Not a woman. A woman wouldn’t talk like that—unless she were very, very manipulative. “Listen, man, you really need our help . . .” Lucas felt absolutely stupid as he said it.
“Nah. I’m doing okay. I thought you had me there for a minute, those first two cops, and then you. When I got loose I heard them talking about you on my scanner, said you almost wrecked your truck in that crick. I wondered what happened to you. I hit that sonbitch just right, I guess. Never saw it—nothing but luck.”
“Listen, Mr. Pope . . .”
“Didn’t call me no Mr. Pope when you had my ass in St. John’s. But listen, don’t you want to talk to Miz Peterson? She was in the back the whole time. Here . . . Miz Peterson. This is the law. Talk to him . . .”
There was the sound of flesh against flesh, as though somebody had been slapped, the tenor, “Talk to him, bitch,” and then a dry, ragged woman’s voice, “Help me . . .”
“That’s good enough,” Pope said in his whisper. “We gotta go.” And then: “Well, it’s been fun, but I gotta say good-bye, Agent Davenport.”
“You gotta . . .”
Click.
LUCAS WAS SCREAMING at the co-op center, and they came back: “The cell’s in Owatonna. It’s Peterson’s. He got around you and went straight south.”

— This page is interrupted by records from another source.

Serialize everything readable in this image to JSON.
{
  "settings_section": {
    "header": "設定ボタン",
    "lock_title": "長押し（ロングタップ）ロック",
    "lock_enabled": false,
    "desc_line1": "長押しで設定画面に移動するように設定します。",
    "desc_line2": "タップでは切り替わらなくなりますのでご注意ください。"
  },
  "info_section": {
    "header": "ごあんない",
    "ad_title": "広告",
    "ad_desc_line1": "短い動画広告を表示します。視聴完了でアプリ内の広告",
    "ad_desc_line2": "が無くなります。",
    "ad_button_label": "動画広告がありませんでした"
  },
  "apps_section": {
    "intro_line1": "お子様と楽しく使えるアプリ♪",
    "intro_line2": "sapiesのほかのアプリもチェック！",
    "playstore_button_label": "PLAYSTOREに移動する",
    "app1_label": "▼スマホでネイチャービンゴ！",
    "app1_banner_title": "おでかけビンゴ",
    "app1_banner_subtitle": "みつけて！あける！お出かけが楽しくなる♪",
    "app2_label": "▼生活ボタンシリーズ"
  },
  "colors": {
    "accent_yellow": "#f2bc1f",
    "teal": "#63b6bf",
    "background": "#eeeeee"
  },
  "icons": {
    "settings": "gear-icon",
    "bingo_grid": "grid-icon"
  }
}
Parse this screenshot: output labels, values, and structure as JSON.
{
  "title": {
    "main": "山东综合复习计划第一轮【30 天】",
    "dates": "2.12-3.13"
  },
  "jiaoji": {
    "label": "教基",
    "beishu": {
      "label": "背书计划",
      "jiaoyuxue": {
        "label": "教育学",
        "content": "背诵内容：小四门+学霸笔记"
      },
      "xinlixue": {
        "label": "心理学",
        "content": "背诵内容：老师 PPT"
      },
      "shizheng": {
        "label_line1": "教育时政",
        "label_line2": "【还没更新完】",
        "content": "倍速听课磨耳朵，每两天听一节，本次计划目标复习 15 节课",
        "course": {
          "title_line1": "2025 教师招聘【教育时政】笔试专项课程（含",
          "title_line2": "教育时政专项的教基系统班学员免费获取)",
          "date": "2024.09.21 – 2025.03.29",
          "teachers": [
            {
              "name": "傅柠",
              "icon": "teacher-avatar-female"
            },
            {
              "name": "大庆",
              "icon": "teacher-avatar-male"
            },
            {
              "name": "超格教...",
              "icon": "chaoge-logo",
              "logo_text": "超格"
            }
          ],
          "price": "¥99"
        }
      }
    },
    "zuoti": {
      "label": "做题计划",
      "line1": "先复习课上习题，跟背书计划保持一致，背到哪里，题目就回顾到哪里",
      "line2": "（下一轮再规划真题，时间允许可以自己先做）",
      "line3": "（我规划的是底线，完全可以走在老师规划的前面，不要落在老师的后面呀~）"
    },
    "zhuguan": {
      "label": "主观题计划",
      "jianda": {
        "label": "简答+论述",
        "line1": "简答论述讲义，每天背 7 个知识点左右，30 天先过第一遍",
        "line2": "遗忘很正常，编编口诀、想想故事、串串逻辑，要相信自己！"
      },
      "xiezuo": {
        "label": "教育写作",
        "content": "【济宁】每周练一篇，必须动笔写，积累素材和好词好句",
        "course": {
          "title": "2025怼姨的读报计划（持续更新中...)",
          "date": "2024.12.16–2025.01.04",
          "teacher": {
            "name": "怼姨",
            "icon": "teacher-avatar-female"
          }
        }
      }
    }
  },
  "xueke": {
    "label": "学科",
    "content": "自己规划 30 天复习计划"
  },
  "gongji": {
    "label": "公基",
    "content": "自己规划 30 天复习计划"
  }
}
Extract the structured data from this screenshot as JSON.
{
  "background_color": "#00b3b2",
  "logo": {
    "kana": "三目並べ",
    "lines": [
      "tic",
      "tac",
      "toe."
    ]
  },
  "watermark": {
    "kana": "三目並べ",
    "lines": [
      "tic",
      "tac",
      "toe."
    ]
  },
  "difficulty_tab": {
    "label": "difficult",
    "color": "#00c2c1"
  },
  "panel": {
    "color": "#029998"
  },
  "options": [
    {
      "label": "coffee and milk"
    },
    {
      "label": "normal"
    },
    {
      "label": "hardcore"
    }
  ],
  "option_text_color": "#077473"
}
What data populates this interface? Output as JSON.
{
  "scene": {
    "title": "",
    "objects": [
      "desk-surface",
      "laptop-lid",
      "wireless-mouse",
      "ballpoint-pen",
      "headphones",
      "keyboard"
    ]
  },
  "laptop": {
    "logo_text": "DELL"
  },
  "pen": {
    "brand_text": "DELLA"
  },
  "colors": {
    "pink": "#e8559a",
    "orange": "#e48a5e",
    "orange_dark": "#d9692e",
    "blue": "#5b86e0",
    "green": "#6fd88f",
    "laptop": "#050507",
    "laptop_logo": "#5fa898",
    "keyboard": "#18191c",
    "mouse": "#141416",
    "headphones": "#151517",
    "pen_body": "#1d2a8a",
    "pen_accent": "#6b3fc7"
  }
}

“Get the goddamned people moving around there, get them moving . . .”
“They’re moving now, everything we’ve got.”
Five hours later, Lucas was on a dirt road west of Owatonna when he got a call from the Blue Earth County Sheriff’s Department. There were a couple of clicks and he was patched through: “Lucas, this is Gene Nordwall, I’m down south of Mankato, little west of Good Thunder.”
“Gene, you heard?”
“Yeah. We found her,” he said.
“You found her?” Lucas asked. “She’s alive?”